BETWEEN THE NORTH POLE expeditions of Robert Peary and Richard Weber lies almost a century of discovery and invention. Sure, both men endured the piercing cold and crossed a desert of ice and snow to stand atop the roof of the world -- Peary, the first, in 1909; Weber and his Russian partner, Mikhail Malakhov, just last year. But how they got there and the fanfare that surrounded their achievements speak to both the science and the sensibilities of their eras. Simply put, things are different now; no easier, mind you, just different.
A twin-engine Otter deposited Weber and Malakhov on Ward Hunt Island, N.W.T., along with more than a half-tonne of equipment and provisions. Their eight plastic sleds carried food for a 105-day trek, a tent of ripstop nylon, and a radio message transmitter no bigger than a cassette tape. They wore parkas insulated with fleece and sheathed by a synthetic microfibre that deflected wind and expelled moisture. A parachute flare dropped to illuminate their makeshift landing strip shed enough light to read a newspaper a kilometre away. If it had been a current edition, they likely would have found news of their expedition buried on the back pages.

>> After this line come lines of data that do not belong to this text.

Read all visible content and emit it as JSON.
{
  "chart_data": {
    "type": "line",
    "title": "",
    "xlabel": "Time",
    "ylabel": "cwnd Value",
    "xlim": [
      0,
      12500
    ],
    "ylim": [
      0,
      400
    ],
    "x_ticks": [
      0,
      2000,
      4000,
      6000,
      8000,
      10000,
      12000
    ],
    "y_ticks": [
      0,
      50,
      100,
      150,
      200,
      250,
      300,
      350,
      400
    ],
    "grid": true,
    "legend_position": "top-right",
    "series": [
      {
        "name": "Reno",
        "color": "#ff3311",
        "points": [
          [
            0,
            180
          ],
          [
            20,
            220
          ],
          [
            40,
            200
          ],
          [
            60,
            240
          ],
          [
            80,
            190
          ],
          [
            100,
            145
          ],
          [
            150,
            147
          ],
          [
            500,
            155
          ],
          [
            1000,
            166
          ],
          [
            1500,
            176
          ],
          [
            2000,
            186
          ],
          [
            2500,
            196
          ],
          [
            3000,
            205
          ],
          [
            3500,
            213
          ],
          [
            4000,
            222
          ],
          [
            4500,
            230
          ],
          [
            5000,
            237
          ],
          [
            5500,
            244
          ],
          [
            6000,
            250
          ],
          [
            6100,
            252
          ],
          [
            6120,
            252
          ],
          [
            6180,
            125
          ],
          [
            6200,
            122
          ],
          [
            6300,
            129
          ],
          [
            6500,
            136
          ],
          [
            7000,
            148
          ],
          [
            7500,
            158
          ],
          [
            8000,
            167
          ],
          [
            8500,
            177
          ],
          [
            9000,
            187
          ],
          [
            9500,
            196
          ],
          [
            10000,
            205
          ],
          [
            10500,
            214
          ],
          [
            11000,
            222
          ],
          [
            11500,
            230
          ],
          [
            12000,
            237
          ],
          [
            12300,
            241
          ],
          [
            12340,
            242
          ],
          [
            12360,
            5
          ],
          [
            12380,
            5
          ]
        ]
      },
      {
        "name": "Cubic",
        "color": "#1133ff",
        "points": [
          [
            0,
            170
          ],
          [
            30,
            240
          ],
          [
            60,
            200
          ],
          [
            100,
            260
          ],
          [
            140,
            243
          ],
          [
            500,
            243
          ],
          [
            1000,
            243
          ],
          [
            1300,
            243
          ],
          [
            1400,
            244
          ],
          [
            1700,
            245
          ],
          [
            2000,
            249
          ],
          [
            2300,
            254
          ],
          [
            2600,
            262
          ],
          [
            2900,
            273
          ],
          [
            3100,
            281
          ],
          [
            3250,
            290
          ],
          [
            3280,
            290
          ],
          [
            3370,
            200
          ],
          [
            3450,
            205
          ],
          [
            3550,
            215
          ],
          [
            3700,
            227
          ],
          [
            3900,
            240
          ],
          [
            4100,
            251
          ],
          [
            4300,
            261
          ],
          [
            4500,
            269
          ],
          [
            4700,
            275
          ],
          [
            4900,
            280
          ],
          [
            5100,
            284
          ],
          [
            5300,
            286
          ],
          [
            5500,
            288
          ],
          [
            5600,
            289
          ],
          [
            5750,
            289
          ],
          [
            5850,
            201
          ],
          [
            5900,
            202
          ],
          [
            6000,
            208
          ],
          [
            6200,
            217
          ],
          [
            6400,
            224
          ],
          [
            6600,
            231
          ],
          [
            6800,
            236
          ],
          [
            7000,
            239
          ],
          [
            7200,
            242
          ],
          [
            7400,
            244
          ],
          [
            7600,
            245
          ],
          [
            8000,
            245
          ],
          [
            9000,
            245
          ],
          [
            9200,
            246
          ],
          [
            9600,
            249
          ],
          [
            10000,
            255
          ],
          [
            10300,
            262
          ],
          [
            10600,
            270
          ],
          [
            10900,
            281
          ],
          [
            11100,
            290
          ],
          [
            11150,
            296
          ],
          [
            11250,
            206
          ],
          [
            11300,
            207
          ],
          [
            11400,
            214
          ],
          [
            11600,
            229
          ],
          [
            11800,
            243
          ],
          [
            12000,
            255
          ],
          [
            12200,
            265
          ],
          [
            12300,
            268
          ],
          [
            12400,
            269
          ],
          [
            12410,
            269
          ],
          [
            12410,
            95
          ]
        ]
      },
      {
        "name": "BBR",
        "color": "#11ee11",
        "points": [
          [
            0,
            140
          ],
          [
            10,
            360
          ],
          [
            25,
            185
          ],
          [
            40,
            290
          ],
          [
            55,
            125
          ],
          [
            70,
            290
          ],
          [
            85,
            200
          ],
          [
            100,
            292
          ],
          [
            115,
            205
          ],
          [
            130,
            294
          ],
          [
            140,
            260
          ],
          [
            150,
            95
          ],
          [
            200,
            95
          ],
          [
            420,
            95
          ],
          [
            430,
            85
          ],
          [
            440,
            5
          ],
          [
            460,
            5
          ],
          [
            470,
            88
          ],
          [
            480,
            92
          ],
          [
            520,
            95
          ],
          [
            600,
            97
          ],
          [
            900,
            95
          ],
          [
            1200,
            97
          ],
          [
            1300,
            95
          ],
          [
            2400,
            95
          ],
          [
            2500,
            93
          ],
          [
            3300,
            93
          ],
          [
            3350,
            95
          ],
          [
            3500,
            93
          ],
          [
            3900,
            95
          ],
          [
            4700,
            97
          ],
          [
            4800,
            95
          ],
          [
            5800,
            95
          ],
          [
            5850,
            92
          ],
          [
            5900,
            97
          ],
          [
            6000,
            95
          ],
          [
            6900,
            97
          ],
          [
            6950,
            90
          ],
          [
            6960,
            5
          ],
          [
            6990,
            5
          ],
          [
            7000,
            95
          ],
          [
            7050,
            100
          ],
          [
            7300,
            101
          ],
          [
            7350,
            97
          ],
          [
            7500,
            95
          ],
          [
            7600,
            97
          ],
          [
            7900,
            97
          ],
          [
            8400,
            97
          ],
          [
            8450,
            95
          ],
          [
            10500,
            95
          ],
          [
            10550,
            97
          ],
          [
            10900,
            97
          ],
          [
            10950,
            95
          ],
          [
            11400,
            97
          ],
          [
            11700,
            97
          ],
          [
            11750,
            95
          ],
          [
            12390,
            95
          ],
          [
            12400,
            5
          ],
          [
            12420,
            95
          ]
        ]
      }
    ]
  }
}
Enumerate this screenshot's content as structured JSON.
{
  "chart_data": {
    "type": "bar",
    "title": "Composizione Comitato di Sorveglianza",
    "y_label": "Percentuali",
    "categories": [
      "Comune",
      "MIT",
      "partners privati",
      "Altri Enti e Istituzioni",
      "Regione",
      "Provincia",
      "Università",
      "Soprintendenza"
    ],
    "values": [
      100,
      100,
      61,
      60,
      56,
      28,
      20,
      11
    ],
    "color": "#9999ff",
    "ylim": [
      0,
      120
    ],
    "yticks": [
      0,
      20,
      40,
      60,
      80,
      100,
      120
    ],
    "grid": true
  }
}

In Peary's day, banner headlines heralded his departure back then, setting foot on the North Pole had the same cachet as a walk on the moon in 1979. Peary sailed from New York under the aegis of the American government in 1908; President Theodore Roosevelt was dockside to see him off with a handshake, sending him north on a two-month voyage.
An experienced arctic explorer, Peary adopted "Eskimo methods and customs" to survive the extremes of northern travel, donning a coat and pants fashioned from the fur of polar bear and caribou, sleeping in igloos. Only after food had been cached ahead -- tonnes of whale blubber and walrus meat for the dogs, and biscuits, pemmican and tea for the men -- did Peary and long-time arctic companion Matthew Hanson begin their journey from Cape Columbia, the most northerly point on the North American mainland. An impressive cast supported them along the way: 22 men and some 133 huskies.
Weber and Malakhov, on the other hand, skied alone, each hauling two 60-kilogram sleds of provisions. After two weeks, they stashed these on the slowly drifting pack ice and returned to their base camp for still more supplies, following a trail of flags they had left behind. More important, they used a hand-held global positioning receiver linked to an array of satellites to monitor their latitude and longitude within several hundred metres.
Peary relied on a sextant and observations of the sun to inform him of his location. Often, under cloud cover and unable to take a bearing, he travelled north unsure of his progress and position. On April 6, 1909, he set up camp five kilometres from the pole, by his reckoning. That day, Peary and two Inuit guides crisscrossed the icy reaches taking sun sightings, and during these dashes--Peary could never really say when--he claims he strode across the top of the world. In his diary he wrote, "The pole at last!"
Other than his sketchy diaries, he had little hard proof to quell the skeptics on his return to Washington in late summer. After months of grilling, his claim was finally upheld by a congressional committee, and Peary took his place in the pantheon of American heroes. His position there continues to be a matter of dispute, however: naysayers wonder at his fantastic progress, more than 100 kilometres some days and question his passage straight up the 70th meridian, this feat somehow managed on the constantly shifting ice pack of the Arctic Ocean.
No such controversy clouded Weber's accomplishment. On March 12, 1995, Weber flipped a switch on an Argos positioning beacon he had carried with him, sending a signal flashing to a satellite and on to Washington, D.C., where it was downloaded, decoded and relayed hack to Ottawa. It read: 90┬║ N. Weber and Malakhov had reached the North Pole.